Baden Sie Ihr Haustier regelmäßig
- Versuchen Sie, die Hautschuppen in Ihrer Wohnung zu reduzieren, indem Sie Ihre Haustiere jede Woche baden.
- Hunde haben in der Regel weniger Probleme mit dem Baden, aber auch Katzen können sich mit der Zeit daran gewöhnen, gebadet zu werden.
- Sie sollten nur Reinigungsmittel verwenden, die speziell für Katzen und Hunde geeignet sind.
- Lassen Sie Ihre Haustiere auf Wunsch von Ihrem Tierarzt oder Tierpfleger professionell reinigen und pflegen.
Reinigen Sie Ihr Zuhause regelmäßig
Legen Sie eine Gesichtsmaske und reinigen Sie Ihre gesamte Wohnung gründlich. Reinigen Sie die Oberflächen, um Hautschuppen und Staub zu entfernen, einschließlich:
- Staubsaugen des Teppichs, der Teppiche, Fliesen, Möbel und aller anderen staubsaugergeeigneten Oberflächen.

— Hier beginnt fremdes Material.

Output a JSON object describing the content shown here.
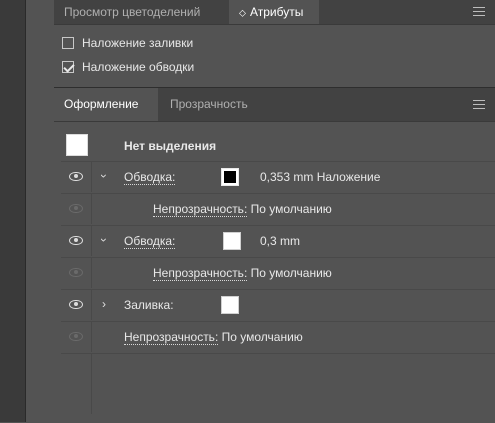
{
  "top_panel": {
    "tabs": [
      {
        "label": "Просмотр цветоделений",
        "active": false
      },
      {
        "label": "Атрибуты",
        "active": true
      }
    ],
    "active_tab_prefix": "⬦",
    "checkboxes": [
      {
        "label": "Наложение заливки",
        "checked": false
      },
      {
        "label": "Наложение обводки",
        "checked": true
      }
    ]
  },
  "appearance_panel": {
    "tabs": [
      {
        "label": "Оформление",
        "active": true
      },
      {
        "label": "Прозрачность",
        "active": false
      }
    ],
    "header": {
      "label": "Нет выделения"
    },
    "rows": [
      {
        "type": "stroke",
        "label": "Обводка:",
        "value": "0,353 mm Наложение",
        "swatch": "black-stroke"
      },
      {
        "type": "opacity",
        "label": "Непрозрачность:",
        "value": "По умолчанию"
      },
      {
        "type": "stroke",
        "label": "Обводка:",
        "value": "0,3 mm",
        "swatch": "white"
      },
      {
        "type": "opacity",
        "label": "Непрозрачность:",
        "value": "По умолчанию"
      },
      {
        "type": "fill",
        "label": "Заливка:",
        "swatch": "white"
      },
      {
        "type": "opacity",
        "label": "Непрозрачность:",
        "value": "По умолчанию"
      }
    ]
  },
  "colors": {
    "panel_bg": "#535353",
    "tabbar_bg": "#424242",
    "text": "#e8e8e8"
  }
}
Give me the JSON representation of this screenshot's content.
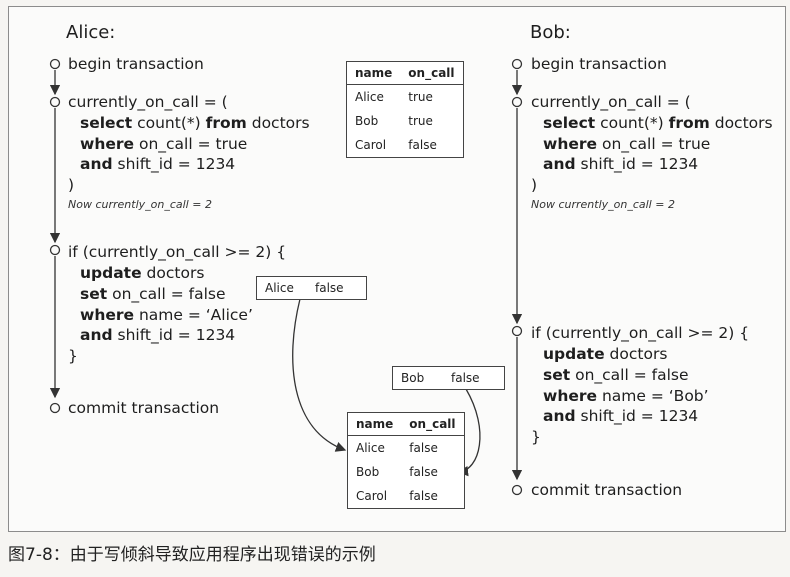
{
  "alice": {
    "title": "Alice:",
    "begin": "begin transaction",
    "assign": "currently_on_call = (",
    "select_kw": "select",
    "select_rest": " count(*) ",
    "from_kw": "from",
    "from_rest": " doctors",
    "where_kw": "where",
    "where_rest": " on_call = true",
    "and_kw": "and",
    "and_rest": " shift_id = 1234",
    "close_paren": ")",
    "note": "Now currently_on_call = 2",
    "if_line": "if (currently_on_call >= 2) {",
    "update_kw": "update",
    "update_rest": " doctors",
    "set_kw": "set",
    "set_rest": " on_call = false",
    "where2_kw": "where",
    "where2_rest": " name = ‘Alice’",
    "and2_kw": "and",
    "and2_rest": " shift_id = 1234",
    "close_brace": "}",
    "commit": "commit transaction"
  },
  "bob": {
    "title": "Bob:",
    "begin": "begin transaction",
    "assign": "currently_on_call = (",
    "select_kw": "select",
    "select_rest": " count(*) ",
    "from_kw": "from",
    "from_rest": " doctors",
    "where_kw": "where",
    "where_rest": " on_call = true",
    "and_kw": "and",
    "and_rest": " shift_id = 1234",
    "close_paren": ")",
    "note": "Now currently_on_call = 2",
    "if_line": "if (currently_on_call >= 2) {",
    "update_kw": "update",
    "update_rest": " doctors",
    "set_kw": "set",
    "set_rest": " on_call = false",
    "where2_kw": "where",
    "where2_rest": " name = ‘Bob’",
    "and2_kw": "and",
    "and2_rest": " shift_id = 1234",
    "close_brace": "}",
    "commit": "commit transaction"
  },
  "table_before": {
    "headers": [
      "name",
      "on_call"
    ],
    "rows": [
      [
        "Alice",
        "true"
      ],
      [
        "Bob",
        "true"
      ],
      [
        "Carol",
        "false"
      ]
    ]
  },
  "table_after": {
    "headers": [
      "name",
      "on_call"
    ],
    "rows": [
      [
        "Alice",
        "false"
      ],
      [
        "Bob",
        "false"
      ],
      [
        "Carol",
        "false"
      ]
    ]
  },
  "alice_update": {
    "name": "Alice",
    "value": "false"
  },
  "bob_update": {
    "name": "Bob",
    "value": "false"
  },
  "caption": "图7-8：由于写倾斜导致应用程序出现错误的示例"
}
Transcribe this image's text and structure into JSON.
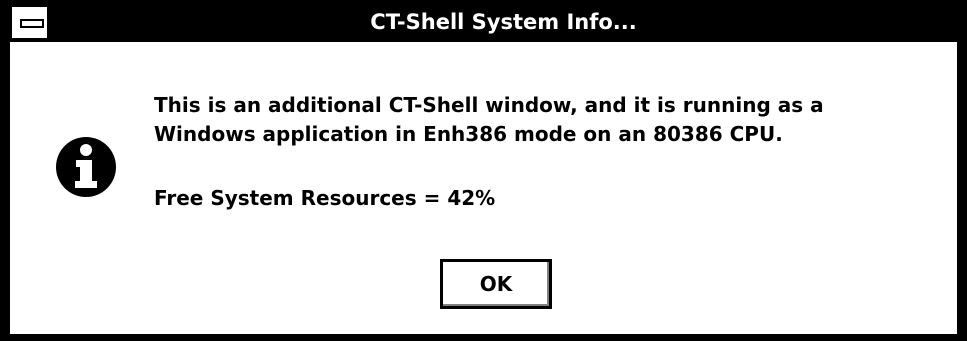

- Waschen Sie Sofabezüge und Kissen, Vorhänge und Betten für Haustiere.
- hypoallergene Kissen und Bettdecken zu verwenden, um die Belastung durch Allergene weiter zu reduzieren
- Staubwischen mit einem feuchten Tuch
Zusätzliche Allergiebehandlungen in Anspruch nehmen
Sagen Sie Ihrem Allergologen, dass Sie mit Ihrem Haustier und Ihren Allergien leben wollen. Er kann Ihnen zusätzliche Behandlungen wie Antihistamin-Tabletten, Immuntherapie (Allergiespritzen) und/oder Antihistamin- und Steroid-Nasensprays verschreiben.
Das Fazit
Sie müssen nicht unbedingt darauf verzichten, ein Haustier zu besitzen, um Tierallergene wie Hautschuppen zu kontrollieren. Die oben genannten Tipps können dazu beitragen, Ihre Allergiesymptome zu lindern und die Zeit, die Sie mit Ihren Haustieren verbringen, besser zu genießen.